Subjects, defined as normal according to the absence of familial history of essential hypertension and to blood pressure values of 140 to 90 mm Hg were characterized by a mean age of 46.9±4.5 years and mean blood pressure values of 118.3±3.1/76.8±4.2 mm Hg. Essential hypertensive patients were recruited from among the newly diagnosed cases in our outpatient clinic if they reported the presence of positive family history of essential hypertension, and supine arterial blood pressure (after 10 minutes of rest), measured with a mercury sphygmomanometer three times at 1-week intervals, was consistently 140/90 mm Hg. Secondary forms of hypertension were excluded by the use of routine diagnostic procedures. Mean age was 49.4±10.2 years, and mean blood pressure values were 153.5±13.3/101.3±6.4 mm Hg. Patients were enrolled if never-treated (n=11) or reporting a history of discontinued or ineffective pharmacological antihypertensive treatment (n=8). Among the latter subgroup, no patient had previously received a calcium antagonist. Moreover, to avoid possible dropouts because of lack of blood pressure normalization by lacidipin treatment, hypertensive patients were tested for response to the compound 4 weeks before enrollment into the study. Blood pressure response to a single dose of 4 mg lacidipine was evaluated; only patients who showed a <10% blood pressure decrease induced by drug administration were finally enrolled. After this procedure, we screened 33 essential hypertensive patients to select 19 patients who proved to be responders to lacidipine treatment. The demographic and clinical characteristics of the two groups are given in Table 1.

View this table: [in this window] [in a new window]   Table 1. Characteristics of Study Subjects

Experimental Model
The FBF studies were performed at 8:00 AM after overnight fasting, with the subjects lying supine in a quiet air-conditioned room (22° to 24°C). A polyethylene cannula (21 gauge, Abbot) was inserted into the brachial artery with the patient under local anesthesia (2% lidocaine). The cannula was connected through stopcocks to a pressure transducer (model MS20; Electromedics) for determination of systemic mean arterial blood pressure (one-third pulse pressure plus diastolic pressure), heart rate (model VSM1; Physiocontrol), and intra-arterial infusions. FBF was measured with the use of strain-gauge venous plethysmography (LOOSCO; GL LOOS).³⁷ Circulation to the hand was occluded 1 minute before each measurement of FBF by inflation of a paediatric cuff around the wrist at suprasystolic blood pressure. Earlier research established the sensitivity and reproducibility of the method.³⁸ Forearm volume was determined according to the water-displacement method, and the drug infusion rate was adjusted for each subject according to his or her forearm volume. Thus, drug infusion rates were normalized to 100 mL forearm tissue through alteration of the drug concentration in the solvent. Drugs were infused through three-way stopcocks at concentrations that had no systemic effects.

Study Design
Endothelium-dependent forearm vasodilation was evaluated with a dose-response curve to intra-arterial acetylcholine (cumulative increase in infusion rates; 0.15, 0.45, 1.5, 4.5, and 15 µg/100 mL of forearm tissue per minute for 5 min each dose) and bradykinin (cumulative increase in infusion rates, 1.5, 4.5, and 15 ng/100 mL of forearm tissue per minute for 5 min each dose). Endothelium-independent vasodilation was assessed with sodium nitroprusside (1, 2, and 4 µg/100 mL of forearm tissue/min for 5 minutes each dose), a direct smooth muscle cell relaxant compound. The three infusions were given in randomized sequence, and 30 minutes of recovery was allowed between each experimental intervention.

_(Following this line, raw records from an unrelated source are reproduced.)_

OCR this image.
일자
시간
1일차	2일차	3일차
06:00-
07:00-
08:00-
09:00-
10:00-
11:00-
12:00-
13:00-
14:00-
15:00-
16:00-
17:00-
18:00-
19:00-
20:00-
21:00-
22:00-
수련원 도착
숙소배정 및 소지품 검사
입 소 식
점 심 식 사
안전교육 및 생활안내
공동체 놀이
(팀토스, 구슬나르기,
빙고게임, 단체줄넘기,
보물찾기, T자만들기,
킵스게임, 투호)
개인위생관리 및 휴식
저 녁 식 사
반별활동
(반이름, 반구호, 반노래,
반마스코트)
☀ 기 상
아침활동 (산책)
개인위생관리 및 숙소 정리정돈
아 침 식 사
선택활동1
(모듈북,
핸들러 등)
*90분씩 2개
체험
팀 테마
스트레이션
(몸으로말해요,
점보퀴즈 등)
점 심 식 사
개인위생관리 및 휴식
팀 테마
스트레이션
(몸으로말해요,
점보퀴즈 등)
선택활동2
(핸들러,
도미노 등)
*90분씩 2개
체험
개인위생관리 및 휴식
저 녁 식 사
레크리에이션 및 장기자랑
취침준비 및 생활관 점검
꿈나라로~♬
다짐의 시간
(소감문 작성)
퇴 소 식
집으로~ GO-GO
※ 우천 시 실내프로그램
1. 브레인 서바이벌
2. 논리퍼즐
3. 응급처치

In the essential hypertensive patients, acetylcholine, bradykinin, and sodium nitroprusside infusions were performed under basal conditions (saline infusion at 0.2 mL/min). After the first FBF study, patients were administered 4 mg lacidipine QD for 1 week. After ensuring that no adverse clinical or biochemical effects had occurred, the dose was increased to 6 mg QD for the remainder of the 32-week active treatment. Additional clinic visits were scheduled every 4 weeks for the duration of the study.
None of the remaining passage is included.